En memoria de mi amigo el Capitán Ripollés, que años más tarde, en 2003, en el regreso a casa, moriría en el desgraciado accidente del Yakovlev 42.
Se
sueña frecuentemente lo que ni siquiera se atreve uno a pensar. Por
esto son los sueños los complementos de nuestra vigilia, y el que no
recuerda sus sueños, ni siquiera se conoce a sí mismo. (Escribe Machado a Guiomar).
Aquella
noche me metí en la cama temprano, tambaleándome de cansancio,
exhausto de tantas noches sin dormir, y sin sueño. Me tomé algo que
el médico, mi amigo, mi subordinado me dio.
Me
hundía en un pozo profundo. Las líneas de la habitación se
disolvían en un baile lento y difuso en medio de un tenue neblina.
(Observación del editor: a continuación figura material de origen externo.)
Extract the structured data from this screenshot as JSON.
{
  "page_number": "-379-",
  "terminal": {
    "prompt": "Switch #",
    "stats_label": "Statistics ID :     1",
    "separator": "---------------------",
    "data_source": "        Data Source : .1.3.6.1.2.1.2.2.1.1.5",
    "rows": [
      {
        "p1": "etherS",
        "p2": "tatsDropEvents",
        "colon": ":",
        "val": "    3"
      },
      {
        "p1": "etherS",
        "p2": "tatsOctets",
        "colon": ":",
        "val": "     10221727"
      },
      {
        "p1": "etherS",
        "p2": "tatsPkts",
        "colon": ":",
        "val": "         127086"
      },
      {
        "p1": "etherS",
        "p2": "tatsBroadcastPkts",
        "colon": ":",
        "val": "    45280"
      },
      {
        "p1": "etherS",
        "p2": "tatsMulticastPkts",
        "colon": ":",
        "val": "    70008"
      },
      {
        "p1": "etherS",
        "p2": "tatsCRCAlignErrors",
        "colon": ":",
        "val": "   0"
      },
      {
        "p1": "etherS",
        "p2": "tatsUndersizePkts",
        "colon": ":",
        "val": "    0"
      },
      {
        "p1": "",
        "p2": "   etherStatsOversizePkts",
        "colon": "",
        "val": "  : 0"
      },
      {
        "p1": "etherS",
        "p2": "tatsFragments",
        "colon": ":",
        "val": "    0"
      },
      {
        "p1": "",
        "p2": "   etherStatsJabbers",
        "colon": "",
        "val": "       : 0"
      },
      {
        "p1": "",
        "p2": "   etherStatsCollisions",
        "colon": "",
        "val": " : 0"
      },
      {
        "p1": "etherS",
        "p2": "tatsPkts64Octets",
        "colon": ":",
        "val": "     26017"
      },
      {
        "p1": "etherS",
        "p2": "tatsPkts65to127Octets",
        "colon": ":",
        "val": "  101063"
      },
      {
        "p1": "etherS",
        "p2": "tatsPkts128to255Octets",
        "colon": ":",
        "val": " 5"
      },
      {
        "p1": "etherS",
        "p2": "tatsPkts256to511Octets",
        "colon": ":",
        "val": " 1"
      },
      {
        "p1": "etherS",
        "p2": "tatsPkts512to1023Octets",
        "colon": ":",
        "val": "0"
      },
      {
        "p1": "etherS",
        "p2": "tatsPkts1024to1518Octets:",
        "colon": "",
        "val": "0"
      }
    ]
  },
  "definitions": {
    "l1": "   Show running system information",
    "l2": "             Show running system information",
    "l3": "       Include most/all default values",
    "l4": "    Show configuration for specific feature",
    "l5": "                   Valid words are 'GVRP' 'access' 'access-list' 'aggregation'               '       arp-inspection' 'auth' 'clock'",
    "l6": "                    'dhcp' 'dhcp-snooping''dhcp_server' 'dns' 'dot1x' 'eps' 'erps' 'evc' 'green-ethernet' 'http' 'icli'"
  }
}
Salvador, mi amigo, mi compañero de promoción no era más que una
sombra que se movía entre lonas amarillas sin fin que se perdían en
abismos oscuros. La luz era un resplandor débil que se iba apagando
lentamente. Mi cuerpo perdió el sentido del peso y comenzó a
flotar. Me hundía en el pozo del sueño.
Me
invadió un terror infinito. Estaba en las playas de Normandía junto
al soldado Rayan, desconocido, incapaz de moverme, de protegerme del
bombardeo. Mis compañeros, sin rostro, avanzaban hacia las rocas y
yo me quedaba allí solo, en medio de un caos de desesperación,
atrapado en un agujero negro sin salida
Comencé
a luchar desesperadamente, pero la droga o la medicina me tenía
inmovilizado. Mi voluntad no quería someterse, no quería dormir ni
dejarme que yo durmiera. Me sacudían olas de nauseas profundas
dentro de mí, como si las entrañas se hubieran desintegrado y se
agitaran furiosamente.
Alguien,
una voz amiga, estaba hablando encima de mi cabeza, pegado a mí,
tratando de explicarme algo, pero yo estaba muy lejos, aunque veía
las sombras de sus enormes cabezas inclinadas sobre la mía. Estaba
lanzado en un abismo sin fin, cayendo en un vacío profundo, con una
presión horrible en el estómago. Trataba de resistir mi caída,
luchaba para evitar el choque en el invisible fondo, pero las fuerzas
me habían abandonado.
Nunca
he sabido si aquella noche estuve en el umbral de la muerte o de la
locura, o si mi desesperación me hizo pasar una prueba de fuego en
un abismo helado en una guerra que no era mía.
Lentamente
mi voluntad iba siendo más fuerte que la droga o la medicina. Al
amanecer estaba completamente despierto, envuelto en un sudor frío y
agotado pero triunfante de haber recuperado el movimiento y ser capaz
de pensar. Seis días hacía desde la noche en la que el toa volcó,
desde que se desangró en medio de la lluvia y el frío de noviembre;
después el hospital, la autopsia, las declaraciones, el envío del
féretro, y un entierro lejos de sus amigos. Luego más declaraciones
en las que no decía nada porque nada sabía, habían decretado el
“silencio radio” y desde el puesto de mando sólo les oí pedir
auxilio, y cuando pudimos llegar, ¡que tarde fue!, a pesar de estar
tan cerca, ¡que largo se hizo el camino entre la lluvia y el barro! Creo que no se enteró de mi llegada pero me hablaba, estaba preocupado por sus dos acompañantes, sus
amigos, sus subordinados, que nada serio tenían; pudo incluso reírse
de sí mismo, presumiendo de su herida de guerra; me recordó que
teníamos pendiente una cena, que me la debía; me pidió que
recogiera sus cosas y, entonces, mi amigo, mi compañero, mi
subordinado, perdió el conocimiento, que ya no recobraría ...
Esa
mañana me levanté y reanudé mi trabajo, me sentí diferente a los
demás, o los demás me parecían diferentes a mí, incapaces de
compartir mi angustia, mi dolor. Ahora no podía librarme de la
introspección, perseguía mantener un control consciente sobre mí
mismo, y mi dolor me hacía ver a los demás desde un
ángulo nuevo. Perdí mi interés en el trabajo, con el que antes
había disfrutado. Mi imaginación estaba ocupada en entender los
impulsos que movían a los demás. Me parecían que eran pequeñas
cosas que respondían a emociones indefinidas y, a veces,
irrazonables. En mi mente algo había desatado una cadena
interminable de pensamientos y emociones ocultas; a mí solo me movía
la desesperación interior,
pero no podía notárseme.
Madrid, octubre de 1994.
Del relato impreciso de un amigo/compañero. Defensa de Mostar.